Nissan was out to test the reliability and durability of the GT-R, in particular its engine, transmission and suspension, which the car’s chief engineer Kazutoshi Mizuno previously explained will help engineers fine tune the car over the remainder of its life.
A second GT-R driven by Michael Krumm, Toshio Suzuki, Kazuki Hoshino and Tetsuya Tanaka finished 99th overall and second in the same SP8T class.
While the pair of GT-Rs used in the Nürburgring 24 Hours were production models, they were race-ready Club Track Editions that come equipped with a stripped-out interior, some minor aero mods and a full roll cage. Their engines, transmissions and suspension, however, were all completely stock.
Speaking at the conclusion of the race, Ordonez said, “I have learnt a lot this weekend and I have a new respect for the GT-R and this amazing race track.”
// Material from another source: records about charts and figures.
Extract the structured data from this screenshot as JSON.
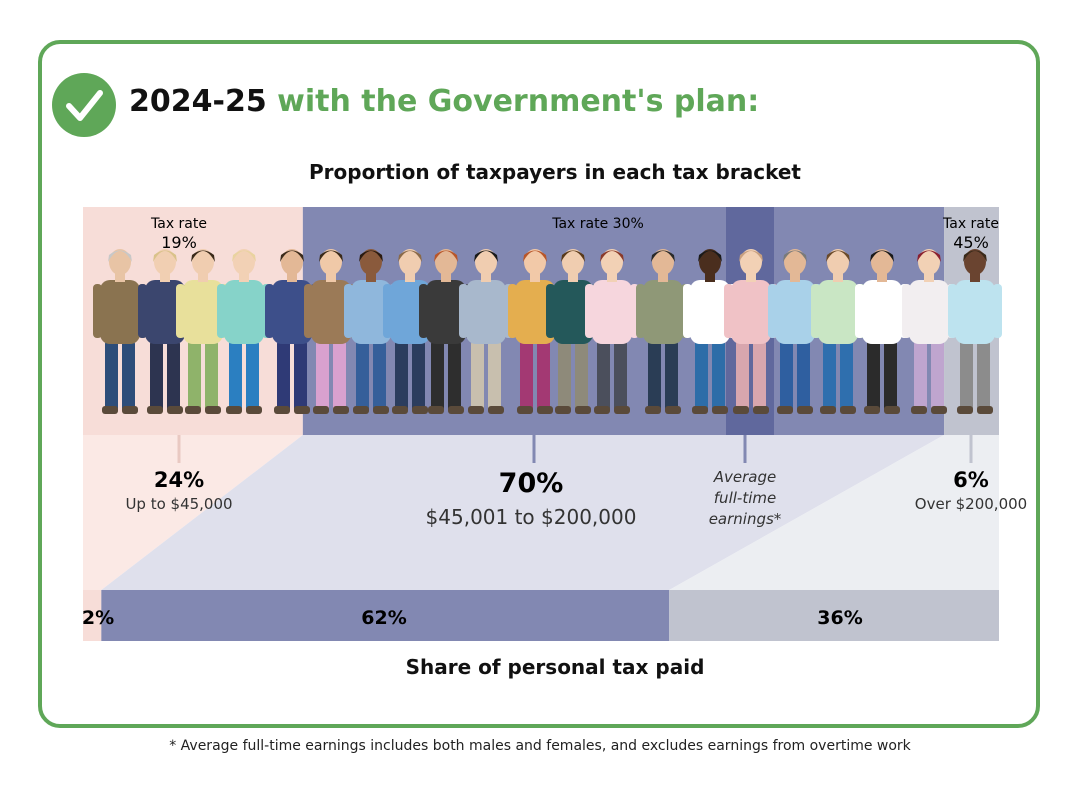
{
  "header": {
    "year": "2024-25",
    "plan_text": "with the Government's plan:"
  },
  "chart_data": {
    "type": "bar",
    "title": "Proportion of taxpayers in each tax bracket",
    "xlabel": "Share of personal tax paid",
    "brackets": [
      {
        "rate_label_1": "Tax rate",
        "rate_label_2": "19%",
        "percent_label": "24%",
        "range_label": "Up to $45,000",
        "taxpayers_share": 24,
        "tax_paid_share": 2,
        "tax_paid_label": "2%"
      },
      {
        "rate_label_1": "Tax rate 30%",
        "rate_label_2": "",
        "percent_label": "70%",
        "range_label": "$45,001 to $200,000",
        "taxpayers_share": 70,
        "tax_paid_share": 62,
        "tax_paid_label": "62%"
      },
      {
        "rate_label_1": "Tax rate",
        "rate_label_2": "45%",
        "percent_label": "6%",
        "range_label": "Over $200,000",
        "taxpayers_share": 6,
        "tax_paid_share": 36,
        "tax_paid_label": "36%"
      }
    ],
    "marker": {
      "label_lines": [
        "Average",
        "full-time",
        "earnings*"
      ]
    },
    "colors": {
      "low_bracket": "#f7ddd8",
      "mid_bracket": "#8288b2",
      "high_bracket": "#c0c3cf",
      "marker_band": "#60689d",
      "low_fan": "#fbe9e5",
      "mid_fan": "#dfe0ec",
      "high_fan": "#eceef2",
      "accent": "#5fa758"
    }
  },
  "footnote": "* Average full-time earnings includes both males and females, and excludes earnings from overtime work"
}
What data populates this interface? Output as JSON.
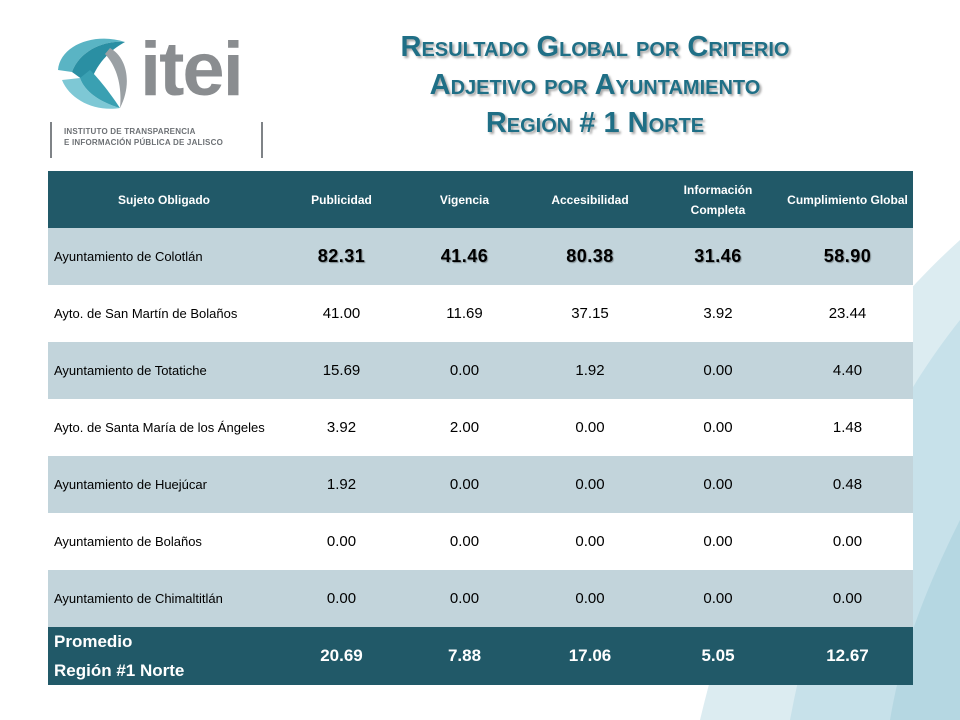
{
  "logo": {
    "word": "itei",
    "subtitle_line1": "INSTITUTO DE TRANSPARENCIA",
    "subtitle_line2": "E INFORMACIÓN PÚBLICA DE JALISCO"
  },
  "title": {
    "line1": "Resultado Global por Criterio",
    "line2": "Adjetivo por Ayuntamiento",
    "line3": "Región # 1 Norte"
  },
  "table": {
    "headers": [
      "Sujeto Obligado",
      "Publicidad",
      "Vigencia",
      "Accesibilidad",
      "Información Completa",
      "Cumplimiento Global"
    ],
    "rows": [
      {
        "name": "Ayuntamiento de Colotlán",
        "values": [
          "82.31",
          "41.46",
          "80.38",
          "31.46",
          "58.90"
        ]
      },
      {
        "name": "Ayto. de San Martín de Bolaños",
        "values": [
          "41.00",
          "11.69",
          "37.15",
          "3.92",
          "23.44"
        ]
      },
      {
        "name": "Ayuntamiento de Totatiche",
        "values": [
          "15.69",
          "0.00",
          "1.92",
          "0.00",
          "4.40"
        ]
      },
      {
        "name": "Ayto. de Santa María de los Ángeles",
        "values": [
          "3.92",
          "2.00",
          "0.00",
          "0.00",
          "1.48"
        ]
      },
      {
        "name": "Ayuntamiento de Huejúcar",
        "values": [
          "1.92",
          "0.00",
          "0.00",
          "0.00",
          "0.48"
        ]
      },
      {
        "name": "Ayuntamiento de Bolaños",
        "values": [
          "0.00",
          "0.00",
          "0.00",
          "0.00",
          "0.00"
        ]
      },
      {
        "name": "Ayuntamiento de Chimaltitlán",
        "values": [
          "0.00",
          "0.00",
          "0.00",
          "0.00",
          "0.00"
        ]
      }
    ],
    "average": {
      "label_line1": "Promedio",
      "label_line2": "Región #1 Norte",
      "values": [
        "20.69",
        "7.88",
        "17.06",
        "5.05",
        "12.67"
      ]
    }
  },
  "colors": {
    "header_bg": "#215968",
    "row_alt_bg": "#c2d4db",
    "title_color": "#1f6f86",
    "logo_teal": "#2a8fa3",
    "logo_gray": "#8a8d90"
  }
}
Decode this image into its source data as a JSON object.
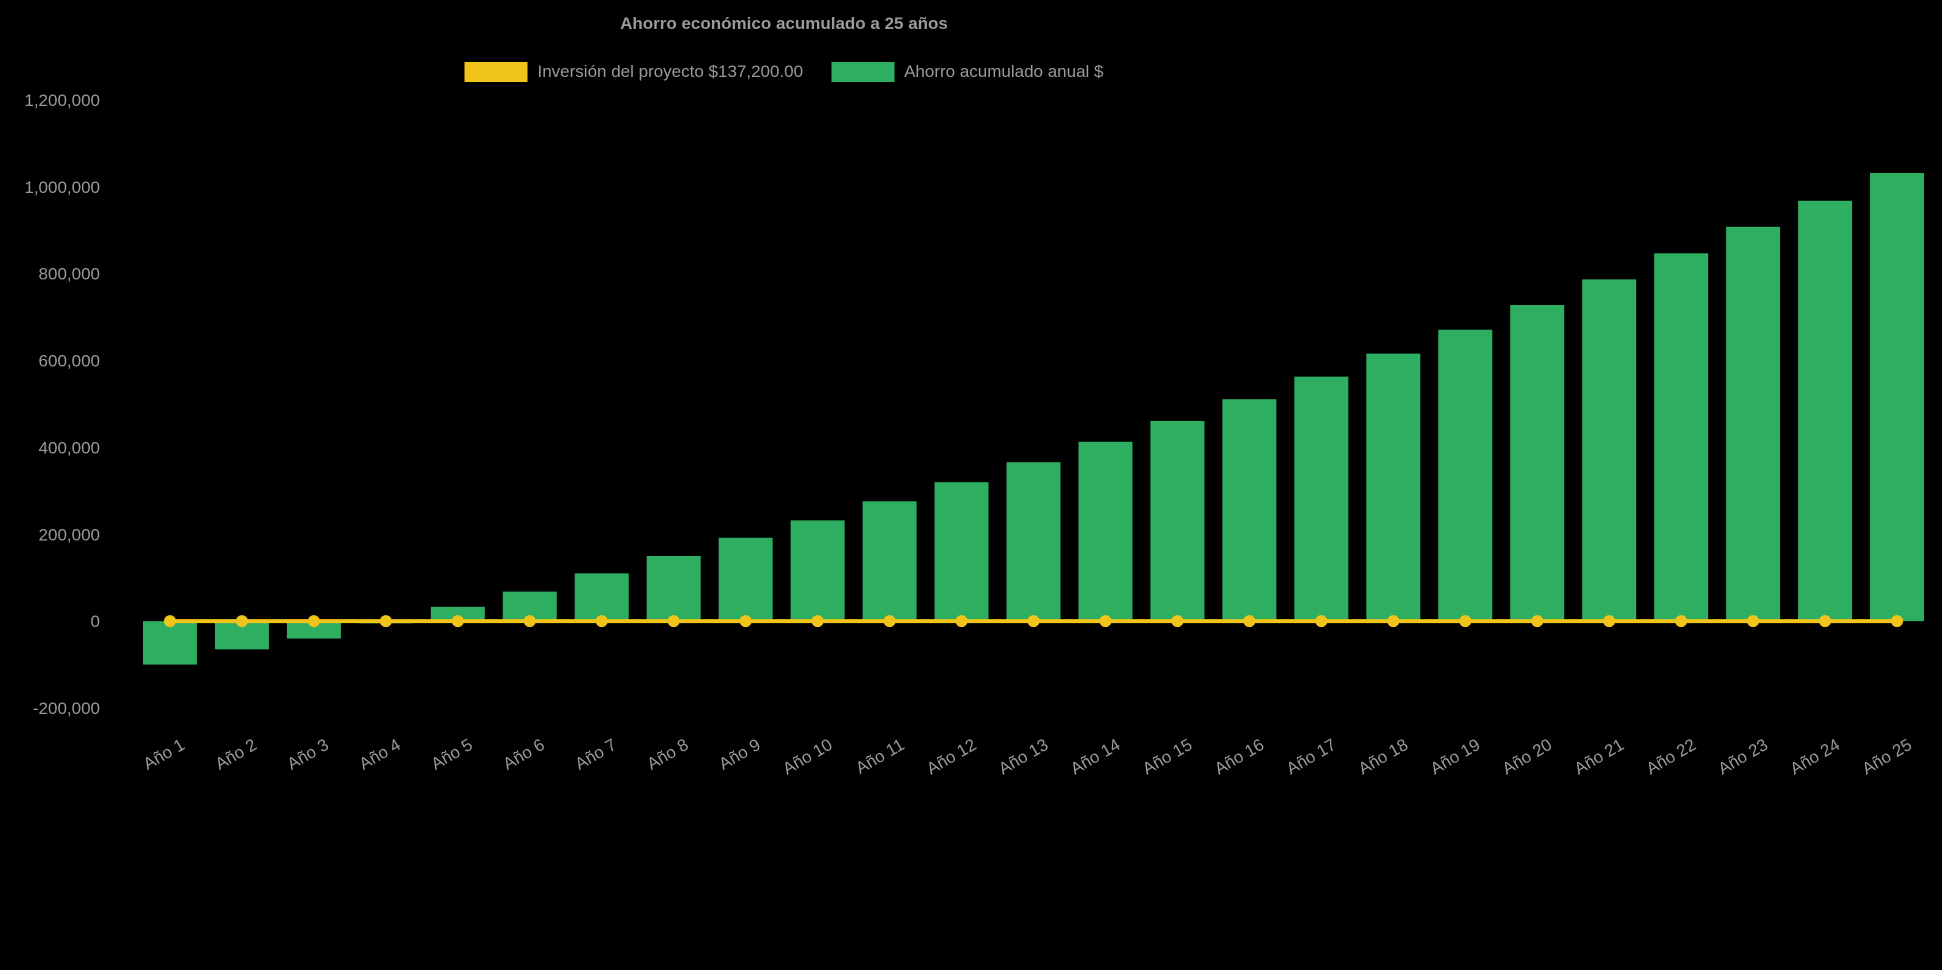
{
  "page": {
    "background": "#000000"
  },
  "colors": {
    "investment": "#F0C41B",
    "savings": "#2EAE60",
    "text": "#9a9a9a",
    "background": "#000000"
  },
  "chart_data": {
    "type": "bar",
    "title": "Ahorro económico acumulado a 25 años",
    "xlabel": "",
    "ylabel": "",
    "grid": false,
    "legend_position": "top",
    "ylim": [
      -200000,
      1200000
    ],
    "y_tick_step": 200000,
    "y_tick_labels": [
      "-200,000",
      "0",
      "200,000",
      "400,000",
      "600,000",
      "800,000",
      "1,000,000",
      "1,200,000"
    ],
    "categories": [
      "Año 1",
      "Año 2",
      "Año 3",
      "Año 4",
      "Año 5",
      "Año 6",
      "Año 7",
      "Año 8",
      "Año 9",
      "Año 10",
      "Año 11",
      "Año 12",
      "Año 13",
      "Año 14",
      "Año 15",
      "Año 16",
      "Año 17",
      "Año 18",
      "Año 19",
      "Año 20",
      "Año 21",
      "Año 22",
      "Año 23",
      "Año 24",
      "Año 25"
    ],
    "series": [
      {
        "name": "Inversión del proyecto $137,200.00",
        "type": "line",
        "color": "#F0C41B",
        "values": [
          0,
          0,
          0,
          0,
          0,
          0,
          0,
          0,
          0,
          0,
          0,
          0,
          0,
          0,
          0,
          0,
          0,
          0,
          0,
          0,
          0,
          0,
          0,
          0,
          0
        ]
      },
      {
        "name": "Ahorro acumulado anual $",
        "type": "bar",
        "color": "#2EAE60",
        "values": [
          -100000,
          -65000,
          -40000,
          -5000,
          33000,
          68000,
          110000,
          150000,
          192000,
          232000,
          276000,
          320000,
          366000,
          413000,
          461000,
          511000,
          563000,
          616000,
          671000,
          728000,
          787000,
          847000,
          908000,
          968000,
          1032000
        ]
      }
    ]
  }
}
Krumm added, “It is so fast for a road car, up to the pace of the GT3 cars. The performance is good and it was a lot of fun and very exciting to drive.”
The overall winner of this year’s Nürburgring 24 Hours was an Audi Sport Team Phoenix-backed R8 LMS ultra GT3 race car piloted by Marc Basseng, Christopher Haase, Frank Stippler and Markus Winkelhock.